Au pied d’appontements de bois, les fouilles archéologiques de la place Jules Verne à Marseille, ont livré un grand nombre de squelettes de thons en connexion anatomique, retrouvés in situ (figure 3). Datée du III e s. cette découverte fait écho au texte d’Oppien. D’autres données archéo- ichtyofauniques, issues de nombreux prélèvements échantillonnés dans les niveaux du port antique, sont datées du VI e s. av. J.-C au IV e s. ap., et ont montré que d’autres espèces, plus petites et plus sensibles aux usures du temps, étaient également pêchées, constituant généralement d’importants rendements.

Protohistoire de la pêche : le temps long et l’évènementiel

Du V e s. av. J.-C. au II e s. : six siècles de pêche à Lattes (Hérault)

Contrastant avec la stabilité observée dans l’élevage et la chasse, la pêche apparaît comme un secteur sensible aux variations et aux rendements de plus en plus forts, entre le V e s. av. J-C et le II e s (figure 2). On observe trois phases principales d’activité halieutique. Un premier système est fondé sur l’exploitation exclusive d’espèces de lagune. Il est en place dès le V e s. av.

J.-C. et dure jusqu’au II e s. av. J.-C. D’abord concentré sur les captures d’anguilles (V e s. av. J.-C.), il exploite ensuite, du IV e s. au II e s. av.

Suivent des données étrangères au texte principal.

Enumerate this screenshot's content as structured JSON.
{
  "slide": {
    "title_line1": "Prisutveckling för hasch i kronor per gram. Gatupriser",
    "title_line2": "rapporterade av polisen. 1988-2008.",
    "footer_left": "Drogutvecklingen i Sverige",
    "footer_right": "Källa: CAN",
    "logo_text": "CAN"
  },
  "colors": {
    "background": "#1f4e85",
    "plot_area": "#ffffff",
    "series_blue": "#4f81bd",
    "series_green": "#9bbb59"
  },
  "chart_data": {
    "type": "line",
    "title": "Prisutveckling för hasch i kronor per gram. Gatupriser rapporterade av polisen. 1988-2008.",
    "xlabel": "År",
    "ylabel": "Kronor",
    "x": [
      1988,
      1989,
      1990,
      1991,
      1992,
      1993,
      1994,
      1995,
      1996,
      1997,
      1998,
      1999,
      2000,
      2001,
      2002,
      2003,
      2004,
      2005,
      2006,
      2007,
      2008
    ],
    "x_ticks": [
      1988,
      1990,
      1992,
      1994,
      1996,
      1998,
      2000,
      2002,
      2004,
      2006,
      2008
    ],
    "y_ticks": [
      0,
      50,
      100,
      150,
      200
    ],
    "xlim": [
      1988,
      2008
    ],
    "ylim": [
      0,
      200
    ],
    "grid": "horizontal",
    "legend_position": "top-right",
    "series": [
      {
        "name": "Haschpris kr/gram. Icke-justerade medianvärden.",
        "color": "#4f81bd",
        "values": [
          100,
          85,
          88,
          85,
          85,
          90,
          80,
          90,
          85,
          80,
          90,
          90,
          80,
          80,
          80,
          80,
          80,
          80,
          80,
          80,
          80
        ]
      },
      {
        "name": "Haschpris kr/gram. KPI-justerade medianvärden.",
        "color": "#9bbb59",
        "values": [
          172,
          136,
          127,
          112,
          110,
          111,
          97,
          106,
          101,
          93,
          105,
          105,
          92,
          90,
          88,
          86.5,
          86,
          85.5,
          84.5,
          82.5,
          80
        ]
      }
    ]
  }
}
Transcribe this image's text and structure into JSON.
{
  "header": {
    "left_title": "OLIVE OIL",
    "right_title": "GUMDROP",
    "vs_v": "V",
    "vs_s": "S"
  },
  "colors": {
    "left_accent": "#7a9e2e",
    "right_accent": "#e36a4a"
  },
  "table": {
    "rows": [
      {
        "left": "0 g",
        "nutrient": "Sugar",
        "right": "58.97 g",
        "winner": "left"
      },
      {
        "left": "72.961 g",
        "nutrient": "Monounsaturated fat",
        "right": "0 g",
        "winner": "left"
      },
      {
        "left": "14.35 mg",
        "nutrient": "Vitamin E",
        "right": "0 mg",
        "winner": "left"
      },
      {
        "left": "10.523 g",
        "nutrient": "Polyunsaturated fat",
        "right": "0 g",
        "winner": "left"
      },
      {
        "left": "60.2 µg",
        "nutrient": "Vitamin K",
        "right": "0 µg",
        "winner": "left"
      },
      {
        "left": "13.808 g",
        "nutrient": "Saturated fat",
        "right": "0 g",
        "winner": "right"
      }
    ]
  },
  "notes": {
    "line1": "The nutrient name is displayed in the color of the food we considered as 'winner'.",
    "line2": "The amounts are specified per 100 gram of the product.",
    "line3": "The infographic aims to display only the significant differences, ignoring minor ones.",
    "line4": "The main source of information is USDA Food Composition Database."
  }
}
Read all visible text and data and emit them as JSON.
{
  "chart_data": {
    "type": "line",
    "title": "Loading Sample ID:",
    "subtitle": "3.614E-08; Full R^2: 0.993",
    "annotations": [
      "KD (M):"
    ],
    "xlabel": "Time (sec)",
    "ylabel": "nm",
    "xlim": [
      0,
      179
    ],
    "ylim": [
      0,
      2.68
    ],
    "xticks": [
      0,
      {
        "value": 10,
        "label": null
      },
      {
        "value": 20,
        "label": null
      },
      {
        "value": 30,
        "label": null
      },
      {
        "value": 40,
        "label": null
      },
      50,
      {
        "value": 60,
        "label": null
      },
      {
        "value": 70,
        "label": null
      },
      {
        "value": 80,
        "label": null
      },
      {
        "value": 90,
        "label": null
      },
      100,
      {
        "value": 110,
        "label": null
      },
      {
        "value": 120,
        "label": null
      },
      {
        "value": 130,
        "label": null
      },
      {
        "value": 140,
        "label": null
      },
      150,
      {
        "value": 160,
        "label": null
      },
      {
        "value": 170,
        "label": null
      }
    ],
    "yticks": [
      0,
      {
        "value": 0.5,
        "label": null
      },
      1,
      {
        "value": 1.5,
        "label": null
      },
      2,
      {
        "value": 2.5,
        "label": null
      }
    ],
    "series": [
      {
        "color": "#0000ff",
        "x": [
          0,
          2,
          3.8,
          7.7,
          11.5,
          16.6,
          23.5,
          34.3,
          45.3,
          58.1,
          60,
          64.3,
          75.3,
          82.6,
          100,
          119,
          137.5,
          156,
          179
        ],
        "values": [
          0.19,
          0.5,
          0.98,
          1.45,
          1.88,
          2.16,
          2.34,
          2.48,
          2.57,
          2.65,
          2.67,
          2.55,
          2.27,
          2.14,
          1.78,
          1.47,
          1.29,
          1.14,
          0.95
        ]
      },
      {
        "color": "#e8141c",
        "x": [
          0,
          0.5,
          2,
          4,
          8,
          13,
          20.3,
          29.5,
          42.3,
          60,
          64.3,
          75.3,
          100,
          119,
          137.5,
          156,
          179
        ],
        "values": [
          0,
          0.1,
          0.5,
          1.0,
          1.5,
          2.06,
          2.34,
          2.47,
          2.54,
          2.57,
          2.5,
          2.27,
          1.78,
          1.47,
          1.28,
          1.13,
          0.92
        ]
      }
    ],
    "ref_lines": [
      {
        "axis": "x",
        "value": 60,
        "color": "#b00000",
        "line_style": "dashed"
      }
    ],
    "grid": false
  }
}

J.-C., majoritairement les daurades royales et les loups (groupe 1), associés aux muges et à des petits sparidés (groupe 2). Entre le I er s. av. J.-C. et le I er s. ap.

J.-C., deuxième phase d’activité, la pêche exploite à nouveau principalement l’anguille. La dernière phase étudiée voit l’apparition d’une pêche aux petits migrateurs pélagiques (peut-être en pleine mer ?), tels que les maquereaux, sardines, anchois (groupe 3) qui s’amplifie jusqu’au II e s. À côté de ce nouveau type de pêche, la pêche lagunaire perdure, mais devient secondaire par rapport à la pêche aux petits migrateurs qui la dépasse nettement en rendement (figures 2 et 19). Les techniques ont-elles parallèlement évoluées  ? Seul constat archéologique sur les techniques: on trouve davantage de plombs de filets, de navettes et d’hameçons de tailles plus diversifiées. Il semble donc que les techniques de pêche se seraient modifiées. En étudiant les écrits encyclopédiques du XV e au XVIII e s. de G.

Rondelet, P. Gourret, Duhamel du Monceau… on constate une telle variabilité de combinaisons possibles dans l’utilisation de ces éléments en fonction des fonds exploités et/ou des espèces recherchées, qu’il est impossible, à partir des éléments isolés de reconstituer une/des technique(s) précise(s).

Des traces d’une grande pêche au thon à Marseille (B-d-R) au III e /IV e s. 

Les phases anciennes de la colonie de Marseille (VI e s. et V e s. av. J.-C) ont révélé une variété de choix dans les espèces pêchées  et une pêche côtière adaptée au littoral environnant, relativement proche de celle pratiquée par les autres communautés étudiées pour l’Age du fer. Les hasards des découvertes ont permis de mettre au jour un lot spectaculaire de restes de thons (figure 3) dans des niveaux de sédimentation du port antique datés des III e et IV e s. ap. Ces déchets, qui présentent des traces de découpes le long de l’axe vertébral, ont été retrouvés en connexion anatomique, ce qui indique qu’une fois la chair des thons prélevée, les parties inutilisables pour la consommation ou pour la confection de produits secondaires, étaient rejetées à la mer. On sait par des iconographies plus tardives que ces déchets pouvaient également être brûlés. Cette découverte dans le vieux port de Marseille permet de réaliser à quel point la perte des informations peut-être grande en contextes archéologiques urbains et terrestres. Cette découverte qui fait par ailleurs écho au texte d’Oppien, a permis d’enregistrer des informations sur la taille des thons pêchés, sur leur saison de capture et sur la manière dont ils étaient découpés.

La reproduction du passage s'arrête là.